Mémoire

Psychologie, philosophie de la connaissance

Capacité complexe de fixation, de rétention, d’extraction (ou de rappel) et de restitution des informations.

C’est H. Ebbinghaus qu’on doit les premiers travaux expérimentaux sur la mémoire (1885). Sa mesure, aboutissant à des formules mathématiques inspirées de T. Fechner, revient à établir des rapports entre la taille du matériel à retenir et le temps nécessaire à le fixer. Or l’oubli est moindre si le matériel à retenir est structuré, s’il a du sens, notamment. Un point de vue fonctionnel sur le mental a conduit ensuite à distinguer des mémoires implicite (jouer du piano) et explicite (ce que j’ai fait hier). Mais c’est l’essor de la neuropsychologie et de la neurobiologie qui a conduit à la description précise de divers mécanismes élémentaires de la mémoire, notamment par ses troubles. Le système limbique est impliqué dans le passage de la mémoire à court terme à celle à long terme. On connaît aussi des neurohormones modulant l’apprentissage et des "cartes" neuronales l’archivant. Les bases neurobiochimiques de la mémoire à très long terme restent cependant obscures.

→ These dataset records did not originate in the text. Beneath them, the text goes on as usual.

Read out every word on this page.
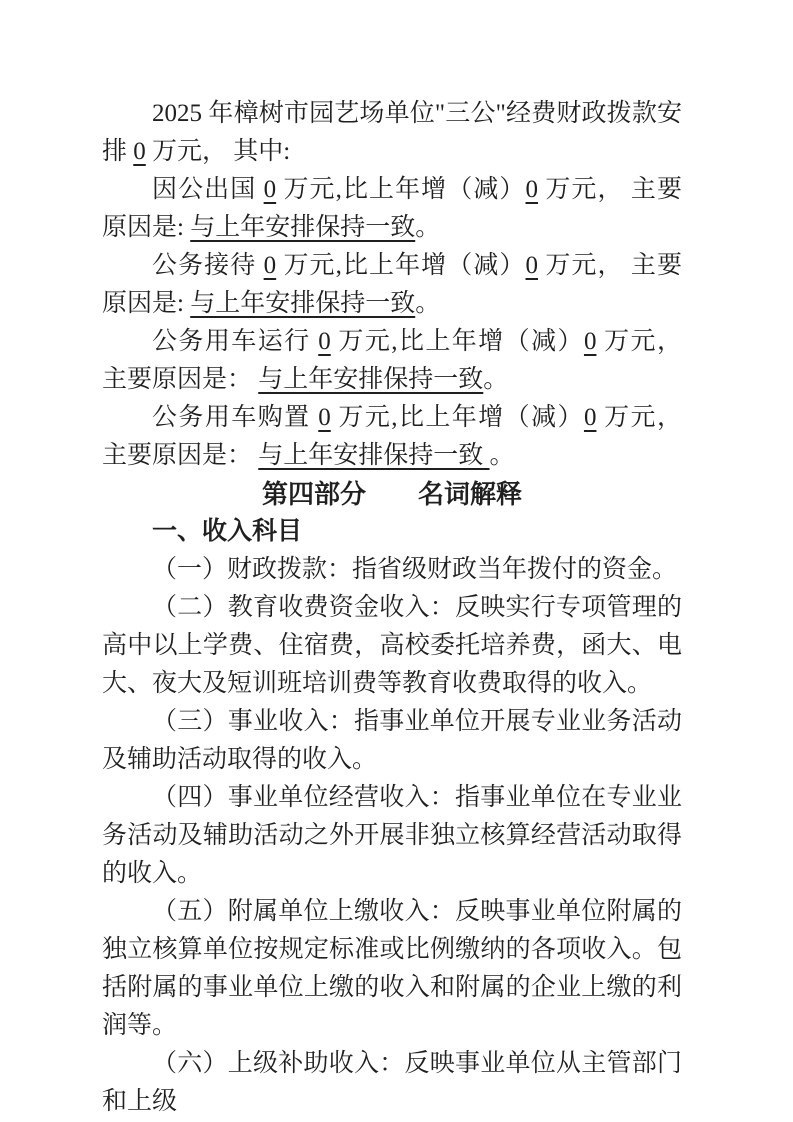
2025 年樟树市园艺场单位"三公"经费财政拨款安排 0 万元， 其中:

因公出国 0 万元,比上年增（减）0 万元， 主要原因是: 与上年安排保持一致。

公务接待 0 万元,比上年增（减）0 万元， 主要原因是: 与上年安排保持一致。

公务用车运行 0 万元,比上年增（减）0 万元， 主要原因是： 与上年安排保持一致。

公务用车购置 0 万元,比上年增（减）0 万元， 主要原因是： 与上年安排保持一致 。

第四部分　　名词解释

一、收入科目

（一）财政拨款：指省级财政当年拨付的资金。

（二）教育收费资金收入：反映实行专项管理的高中以上学费、住宿费，高校委托培养费，函大、电大、夜大及短训班培训费等教育收费取得的收入。

（三）事业收入：指事业单位开展专业业务活动及辅助活动取得的收入。

（四）事业单位经营收入：指事业单位在专业业务活动及辅助活动之外开展非独立核算经营活动取得的收入。

（五）附属单位上缴收入：反映事业单位附属的独立核算单位按规定标准或比例缴纳的各项收入。包括附属的事业单位上缴的收入和附属的企业上缴的利润等。

（六）上级补助收入：反映事业单位从主管部门和上级
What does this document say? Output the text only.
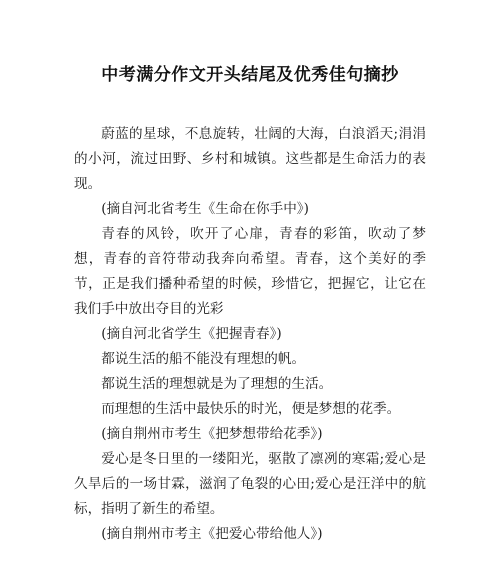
中考满分作文开头结尾及优秀佳句摘抄

蔚蓝的星球，不息旋转，壮阔的大海，白浪滔天;涓涓的小河，流过田野、乡村和城镇。这些都是生命活力的表现。

(摘自河北省考生《生命在你手中》)

青春的风铃，吹开了心扉，青春的彩笛，吹动了梦想，青春的音符带动我奔向希望。青春，这个美好的季节，正是我们播种希望的时候，珍惜它，把握它，让它在我们手中放出夺目的光彩

(摘自河北省学生《把握青春》)

都说生活的船不能没有理想的帆。

都说生活的理想就是为了理想的生活。

而理想的生活中最快乐的时光，便是梦想的花季。

(摘自荆州市考生《把梦想带给花季》)

爱心是冬日里的一缕阳光，驱散了凛冽的寒霜;爱心是久旱后的一场甘霖，滋润了龟裂的心田;爱心是汪洋中的航标，指明了新生的希望。

(摘自荆州市考主《把爱心带给他人》)
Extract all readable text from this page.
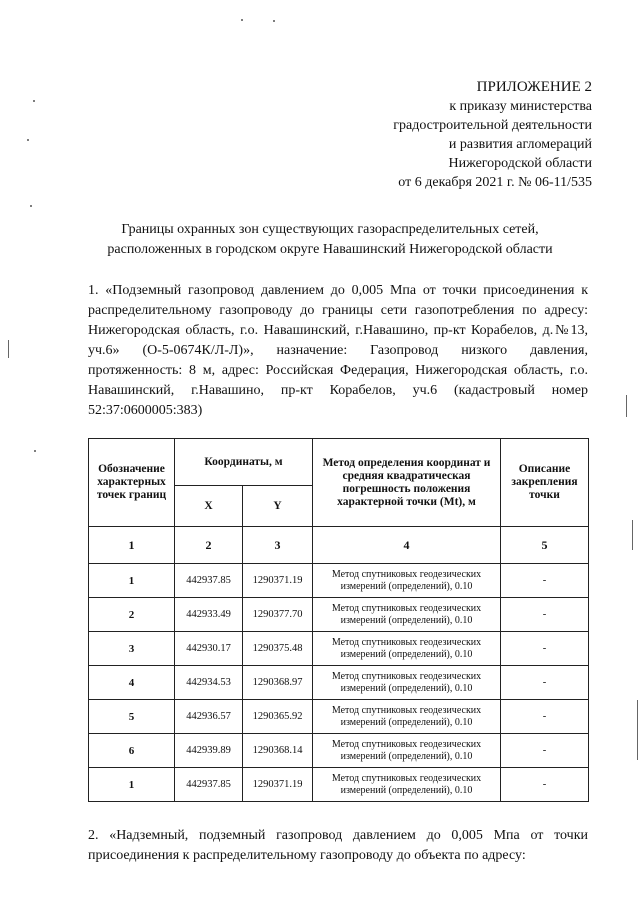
ПРИЛОЖЕНИЕ 2
к приказу министерства
градостроительной деятельности
и развития агломераций
Нижегородской области
от 6 декабря 2021 г. № 06-11/535
Границы охранных зон существующих газораспределительных сетей,
расположенных в городском округе Навашинский Нижегородской области
1. «Подземный газопровод давлением до 0,005 Мпа от точки присоединения к распределительному газопроводу до границы сети газопотребления по адресу: Нижегородская область, г.о. Навашинский, г.Навашино, пр-кт Корабелов, д.№13, уч.6» (О-5-0674К/Л-Л)», назначение: Газопровод низкого давления, протяженность: 8 м, адрес: Российская Федерация, Нижегородская область, г.о. Навашинский, г.Навашино, пр-кт Корабелов, уч.6 (кадастровый номер 52:37:0600005:383)
Обозначение характерных точек границ	Координаты, м		Метод определения координат и средняя квадратическая погрешность положения характерной точки (Mt), м	Описание закрепления точки
	X	Y		
1	2	3	4	5
1	442937.85	1290371.19	Метод спутниковых геодезических измерений (определений), 0.10	-
2	442933.49	1290377.70	Метод спутниковых геодезических измерений (определений), 0.10	-
3	442930.17	1290375.48	Метод спутниковых геодезических измерений (определений), 0.10	-
4	442934.53	1290368.97	Метод спутниковых геодезических измерений (определений), 0.10	-
5	442936.57	1290365.92	Метод спутниковых геодезических измерений (определений), 0.10	-
6	442939.89	1290368.14	Метод спутниковых геодезических измерений (определений), 0.10	-
1	442937.85	1290371.19	Метод спутниковых геодезических измерений (определений), 0.10	-
2. «Надземный, подземный газопровод давлением до 0,005 Мпа от точки присоединения к распределительному газопроводу до объекта по адресу:
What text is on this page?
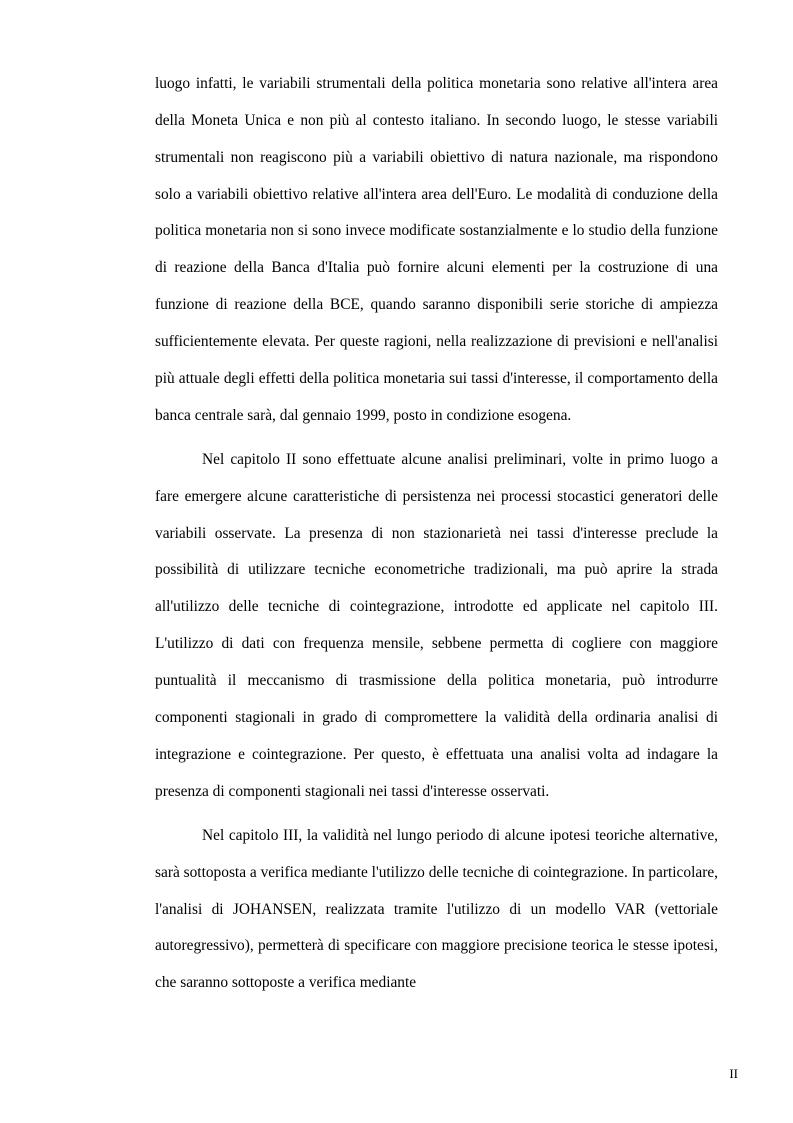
luogo infatti, le variabili strumentali della politica monetaria sono relative all'intera area della Moneta Unica e non più al contesto italiano. In secondo luogo, le stesse variabili strumentali non reagiscono più a variabili obiettivo di natura nazionale, ma rispondono solo a variabili obiettivo relative all'intera area dell'Euro. Le modalità di conduzione della politica monetaria non si sono invece modificate sostanzialmente e lo studio della funzione di reazione della Banca d'Italia può fornire alcuni elementi per la costruzione di una funzione di reazione della BCE, quando saranno disponibili serie storiche di ampiezza sufficientemente elevata. Per queste ragioni, nella realizzazione di previsioni e nell'analisi più attuale degli effetti della politica monetaria sui tassi d'interesse, il comportamento della banca centrale sarà, dal gennaio 1999, posto in condizione esogena.

Nel capitolo II sono effettuate alcune analisi preliminari, volte in primo luogo a fare emergere alcune caratteristiche di persistenza nei processi stocastici generatori delle variabili osservate. La presenza di non stazionarietà nei tassi d'interesse preclude la possibilità di utilizzare tecniche econometriche tradizionali, ma può aprire la strada all'utilizzo delle tecniche di cointegrazione, introdotte ed applicate nel capitolo III. L'utilizzo di dati con frequenza mensile, sebbene permetta di cogliere con maggiore puntualità il meccanismo di trasmissione della politica monetaria, può introdurre componenti stagionali in grado di compromettere la validità della ordinaria analisi di integrazione e cointegrazione. Per questo, è effettuata una analisi volta ad indagare la presenza di componenti stagionali nei tassi d'interesse osservati.

Nel capitolo III, la validità nel lungo periodo di alcune ipotesi teoriche alternative, sarà sottoposta a verifica mediante l'utilizzo delle tecniche di cointegrazione. In particolare, l'analisi di JOHANSEN, realizzata tramite l'utilizzo di un modello VAR (vettoriale autoregressivo), permetterà di specificare con maggiore precisione teorica le stesse ipotesi, che saranno sottoposte a verifica mediante

II
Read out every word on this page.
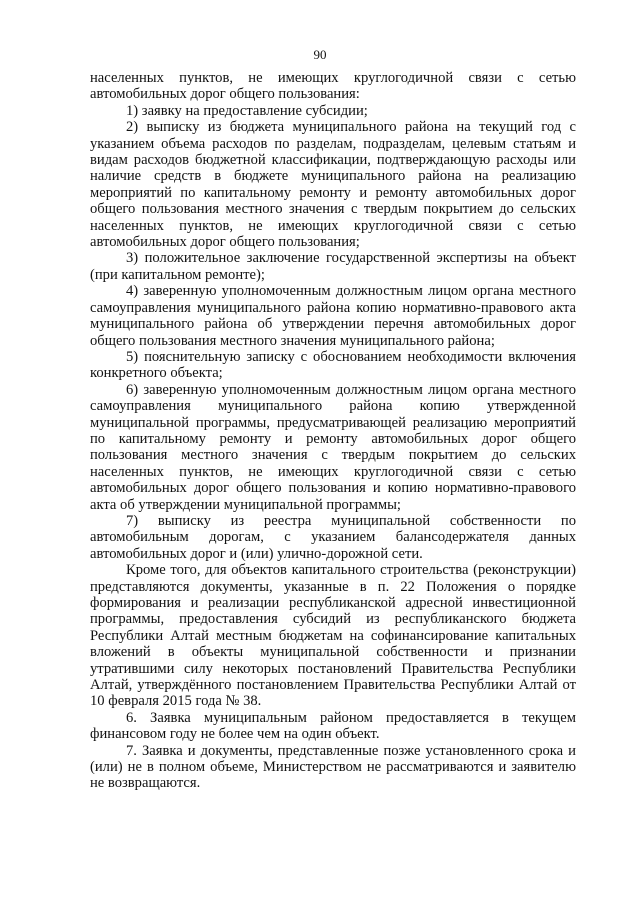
90

населенных пунктов, не имеющих круглогодичной связи с сетью автомобильных дорог общего пользования:

1) заявку на предоставление субсидии;

2) выписку из бюджета муниципального района на текущий год с указанием объема расходов по разделам, подразделам, целевым статьям и видам расходов бюджетной классификации, подтверждающую расходы или наличие средств в бюджете муниципального района на реализацию мероприятий по капитальному ремонту и ремонту автомобильных дорог общего пользования местного значения с твердым покрытием до сельских населенных пунктов, не имеющих круглогодичной связи с сетью автомобильных дорог общего пользования;

3) положительное заключение государственной экспертизы на объект (при капитальном ремонте);

4) заверенную уполномоченным должностным лицом органа местного самоуправления муниципального района копию нормативно-правового акта муниципального района об утверждении перечня автомобильных дорог общего пользования местного значения муниципального района;

5) пояснительную записку с обоснованием необходимости включения конкретного объекта;

6) заверенную уполномоченным должностным лицом органа местного самоуправления муниципального района копию утвержденной муниципальной программы, предусматривающей реализацию мероприятий по капитальному ремонту и ремонту автомобильных дорог общего пользования местного значения с твердым покрытием до сельских населенных пунктов, не имеющих круглогодичной связи с сетью автомобильных дорог общего пользования и копию нормативно-правового акта об утверждении муниципальной программы;

7) выписку из реестра муниципальной собственности по автомобильным дорогам, с указанием балансодержателя данных автомобильных дорог и (или) улично-дорожной сети.

Кроме того, для объектов капитального строительства (реконструкции) представляются документы, указанные в п. 22 Положения о порядке формирования и реализации республиканской адресной инвестиционной программы, предоставления субсидий из республиканского бюджета Республики Алтай местным бюджетам на софинансирование капитальных вложений в объекты муниципальной собственности и признании утратившими силу некоторых постановлений Правительства Республики Алтай, утверждённого постановлением Правительства Республики Алтай от 10 февраля 2015 года № 38.

6. Заявка муниципальным районом предоставляется в текущем финансовом году не более чем на один объект.

7. Заявка и документы, представленные позже установленного срока и (или) не в полном объеме, Министерством не рассматриваются и заявителю не возвращаются.
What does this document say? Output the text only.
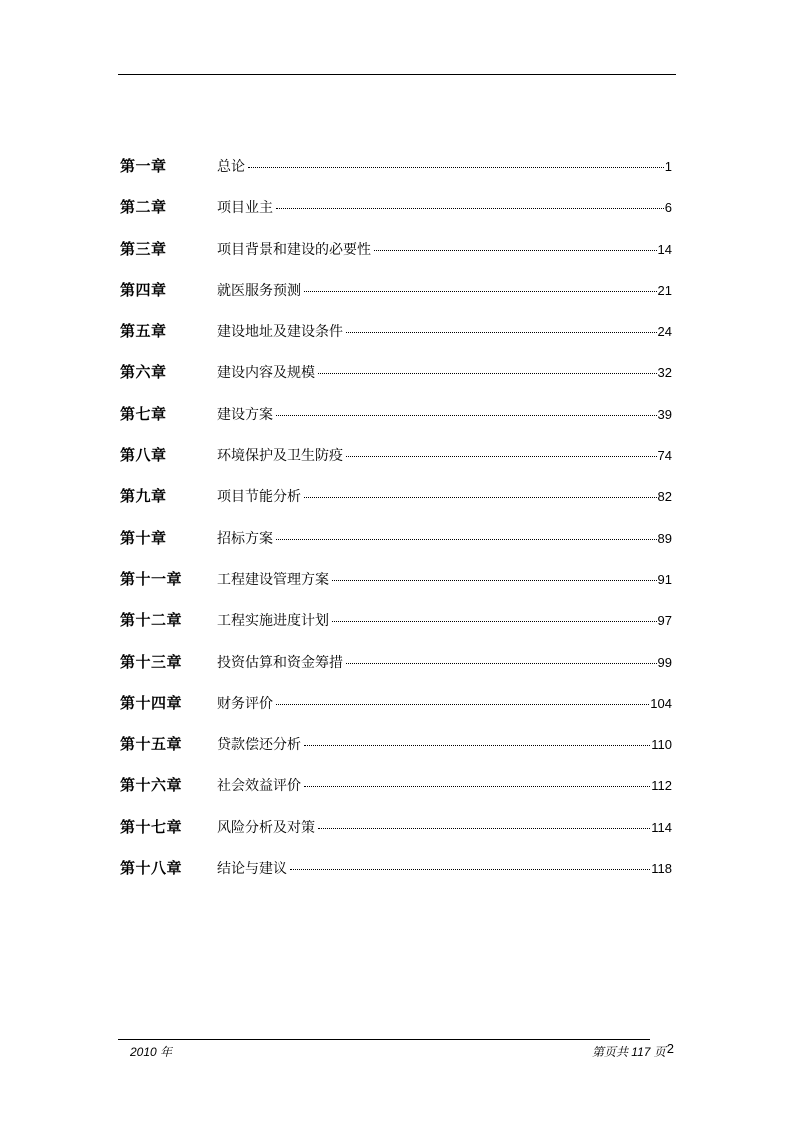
第一章	总论	1
第二章	项目业主	6
第三章	项目背景和建设的必要性	14
第四章	就医服务预测	21
第五章	建设地址及建设条件	24
第六章	建设内容及规模	32
第七章	建设方案	39
第八章	环境保护及卫生防疫	74
第九章	项目节能分析	82
第十章	招标方案	89
第十一章	工程建设管理方案	91
第十二章	工程实施进度计划	97
第十三章	投资估算和资金筹措	99
第十四章	财务评价	104
第十五章	贷款偿还分析	110
第十六章	社会效益评价	112
第十七章	风险分析及对策	114
第十八章	结论与建议	118
2010 年	第页共 117 页2
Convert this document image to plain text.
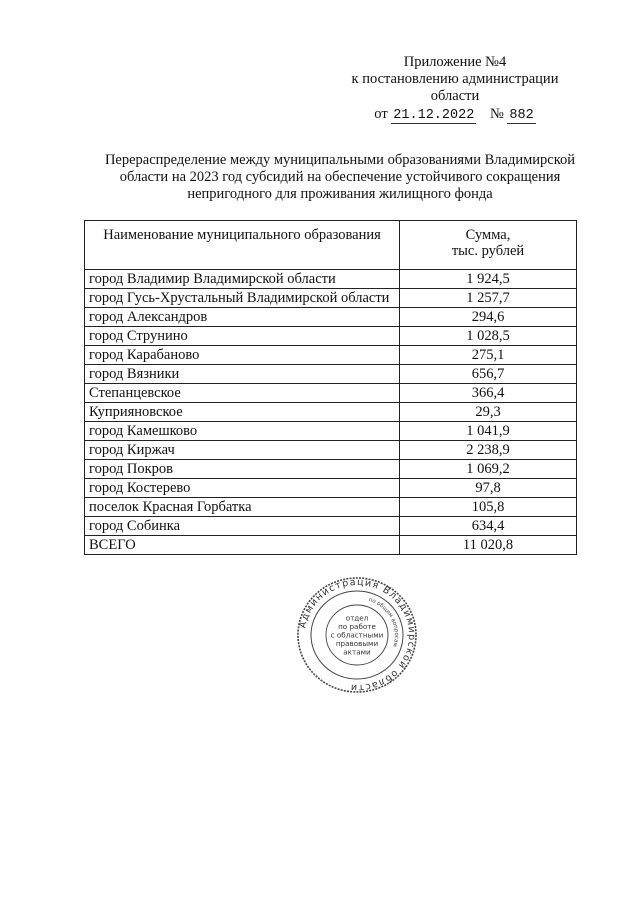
Приложение №4
к постановлению администрации
области
от 21.12.2022 № 882
Перераспределение между муниципальными образованиями Владимирской области на 2023 год субсидий на обеспечение устойчивого сокращения непригодного для проживания жилищного фонда
Наименование муниципального образования	Сумма,
тыс. рублей
город Владимир Владимирской области	1 924,5
город Гусь-Хрустальный Владимирской области	1 257,7
город Александров	294,6
город Струнино	1 028,5
город Карабаново	275,1
город Вязники	656,7
Степанцевское	366,4
Куприяновское	29,3
город Камешково	1 041,9
город Киржач	2 238,9
город Покров	1 069,2
город Костерево	97,8
поселок Красная Горбатка	105,8
город Собинка	634,4
ВСЕГО	11 020,8
Администрация Владимирской области
по общим вопросам
отдел
по работе
с областными
правовыми
актами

L’aspect qualitatif de la structuration du matériel à retenir rend difficile l’extension de méthodes par conditionnement et l’apprentissage à l’explication des conduites complexes de remémoration. H. Ebbinghaus avait tenté ainsi de réduire son objet à une "pure mémoire" (par des tests sur des syllabes asémantiques). Reste qu’une pure mémoire, sans métamémoire (sans la capacité à en auto-évaluer les performances) laisse plus ou moins indistincts, surtout en situation de test, apprentissage, mémoire proprement dite, et capacité à réeffectuer. Quant à la métaphore de l’ordinateur, en vogue, elle est trompeuse : la mémoire des organismes n’est pas un stockage passif, et ils interagissent avec le milieu. On risque de confondre les propriétés de l’objet et celles du modèle ; la psychologie de la mémoire, entre paradigme informatique et paradigme biologique, est un cas exemplaire, historiquement déterminé (F. Yates). Enfin, il n’est pas sûr que l’explication de la façon dont on peut faire revivre une inscription morte ne reconduise pas les paradoxes déjà pointés par Platon dans le Phédon : confondre l’aide-mémoire (inerte) et la mémoire vraie, qui est présence (vivante) du passé à l’esprit. Même neuronale, une carte est-elle plus qu’un aide-mémoire ?

Conditionnement, habitude

Chapouthier G., La biologie de la mémoire, PUF, 1994.

Ebbinghaus H., Über Gedächtnis, 1885.

Howe M., Introduction to the Psychology of Memory, University Press of America, 1987.

Parkin A., Case Studies in the Neuropsychology of Memory, Lawrence Erlbaum, 1999.

Yates F., The Art of Memory, Chicago, 1974.